My heart drops as I realize what I'm holding. It's not just some decorative trinket or misplaced key—it's a camera. A spy camera, small and sleek, designed to stay hidden. Not like the obvious security cameras at the entrance, meant for protection. No, this one is different. This one was meant to watch me without my knowledge.
I stagger back, the weight of the realization hitting me like a freight train. My breath catches in my throat, my chest tightening painfully as if the air has been sucked out of the room. The world around me tilts, the luxurious penthouse that had felt like my safe haven now suddenly cold and unfamiliar.
My knees give out, and I drop to the ground, clutching the camera in trembling hands.

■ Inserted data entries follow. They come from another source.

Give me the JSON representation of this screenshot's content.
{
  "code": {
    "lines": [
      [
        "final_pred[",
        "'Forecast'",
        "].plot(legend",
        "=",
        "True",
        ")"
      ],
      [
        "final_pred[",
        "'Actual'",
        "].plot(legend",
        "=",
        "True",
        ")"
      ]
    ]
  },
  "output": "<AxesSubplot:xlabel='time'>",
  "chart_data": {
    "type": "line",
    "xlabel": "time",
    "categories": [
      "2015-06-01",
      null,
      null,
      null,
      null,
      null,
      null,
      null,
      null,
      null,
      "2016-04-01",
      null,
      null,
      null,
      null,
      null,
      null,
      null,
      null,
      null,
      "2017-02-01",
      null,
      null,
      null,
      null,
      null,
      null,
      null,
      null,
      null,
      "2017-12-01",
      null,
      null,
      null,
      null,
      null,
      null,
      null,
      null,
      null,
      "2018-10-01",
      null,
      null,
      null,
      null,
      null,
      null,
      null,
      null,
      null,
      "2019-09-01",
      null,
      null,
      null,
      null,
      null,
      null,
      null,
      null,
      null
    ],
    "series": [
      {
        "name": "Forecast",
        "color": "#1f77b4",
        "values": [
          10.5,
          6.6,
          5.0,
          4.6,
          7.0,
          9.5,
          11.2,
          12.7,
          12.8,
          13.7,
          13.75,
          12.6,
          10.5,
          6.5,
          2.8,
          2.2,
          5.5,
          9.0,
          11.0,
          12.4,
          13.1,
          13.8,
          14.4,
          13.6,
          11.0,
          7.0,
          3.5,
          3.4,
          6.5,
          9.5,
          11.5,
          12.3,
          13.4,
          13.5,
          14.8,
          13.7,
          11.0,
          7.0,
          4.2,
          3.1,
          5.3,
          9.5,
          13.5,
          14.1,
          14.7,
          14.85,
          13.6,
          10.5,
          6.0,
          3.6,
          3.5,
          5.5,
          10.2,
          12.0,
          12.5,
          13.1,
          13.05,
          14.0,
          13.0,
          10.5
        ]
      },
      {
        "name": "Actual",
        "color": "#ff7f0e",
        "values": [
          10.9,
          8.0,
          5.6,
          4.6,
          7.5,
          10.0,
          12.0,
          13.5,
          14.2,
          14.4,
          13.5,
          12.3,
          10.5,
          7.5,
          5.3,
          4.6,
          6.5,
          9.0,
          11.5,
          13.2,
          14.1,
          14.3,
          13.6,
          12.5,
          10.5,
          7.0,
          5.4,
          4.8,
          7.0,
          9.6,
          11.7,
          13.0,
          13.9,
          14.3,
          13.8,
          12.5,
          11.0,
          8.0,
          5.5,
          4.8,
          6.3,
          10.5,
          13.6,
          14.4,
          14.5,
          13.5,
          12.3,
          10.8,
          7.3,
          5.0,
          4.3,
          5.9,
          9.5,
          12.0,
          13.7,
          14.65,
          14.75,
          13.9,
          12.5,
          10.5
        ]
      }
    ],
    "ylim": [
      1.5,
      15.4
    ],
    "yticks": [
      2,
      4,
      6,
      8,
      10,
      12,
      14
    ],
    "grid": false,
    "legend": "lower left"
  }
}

The polished floor feels ice-cold against my skin, but I can't focus on that. My thoughts spiral, my vision blurring as memories crash over me like waves.
The stalker incident in my 20s—God, I thought I'd buried that nightmare. The anonymous gifts, the invasive messages, the terrifying feeling of always being watched. And now this. This thing in my hand drags me back to that dark, suffocating place I've tried so hard to escape.
But it's not just my past. It's Ivan's too—or at least the part of me that's still intertwined with his story. Dorian, with his controlling, suffocating presence. His need to own, to dominate, to never let go. The shadows of his actions loom over this moment, blurring the lines between past and present, between what was and what is.
I can't breathe. The walls feel like they're closing in, pressing down on me, trapping me. My fingers curl tightly around the camera, and my body shakes as fear and rage war within me. I feel exposed, vulnerable, like a puppet with strings I can't see. Every inch of this penthouse now feels tainted, every shadow a potential threat.
My mind races, trying to make sense of it. Who put this here? How long has it been watching me? The questions swirl, unanswered, feeding the panic clawing at my chest.
I clutch my head, trying to ground myself, but the overwhelming sense of violation pulls me deeper into the darkness. The luxurious space around me—once a symbol of safety and freedom—now feels like a gilded cage, a beautiful trap with nowhere to hide.
Tears prick at my eyes, but I fight them back. I can't break down, not now. I need to think, to do something, but my body won't move, frozen in place as the weight of the situation crushes me.
My breath comes in short, shallow gasps, and I press a hand to my chest, willing myself to calm down, but the panic only tightens its grip. I feel helpless, like I'm drowning in memories and fear, trapped in a loop I can't escape.
I'm not safe. I'm never safe.
The weight of the camera in my hand feels unbearable, its cold metal surface pressing into my skin like a brand. I stare at it, my vision blurring as my breathing turns shallow and erratic. Every nerve in my body screams at me to move, to do something, but I'm paralyzed, trapped under the crushing weight of fear and violation.
The room feels oppressive now, the once comforting luxury suffocating me. My gaze darts around, suddenly hyperaware of every corner, every shadow. How many more of these things could there be? The thought sends a fresh wave of panic surging through me, my heart pounding painfully in my chest.
My fingers tighten around the camera, trembling as memories of my stalker come flooding back with brutal clarity. The anonymous gifts, the relentless messages, the fear that someone, somewhere, was always watching. I'd thought I'd left that behind, that I'd moved on. But now, it's all rushing back, dragging me down like an anchor pulling me into dark, icy depths.
And then there's Dorian—his shadow looming over me, mixing with my own memories, making it impossible to separate my past from Ivan's. His controlling nature, the way he'd treated Ivan as something to possess rather than a person to cherish. The fear, the suffocation, the overwhelming sense of powerlessness—it all slams into me at once.
I grip my head, my breaths coming in short, shallow gasps as I try to claw my way out of the spiraling panic. This isn't happening. It can't be happening.
But the camera in my hand says otherwise, a cruel, tangible reminder of the reality I'm facing.
I press my back against the bookshelf, clutching the camera tightly, my body trembling with a mix of fear and anger. I feel violated, exposed in the worst possible way, and the familiar bitterness of helplessness twists in my gut.
Tears well up in my eyes, hot and stinging, and I let out a shaky breath, trying to fight them back. I can't break down. I need to think. I need to figure this out. But the more I try to calm myself, the more the fear tightens its grip, suffocating and relentless.
"I'm not safe," I whisper hoarsely, the words slipping out unbidden, my voice barely audible over the pounding of my heart. "I'm never safe."
The admission feels like a crack in my armor, and I hate it—hate that whoever put this camera here has reduced me to this. The anger sparks again, faint but growing, as if trying to fight through the haze of panic.
But even as I try to muster some semblance of resolve, the fear lingers, heavy and suffocating, a shadow that refuses to let me go.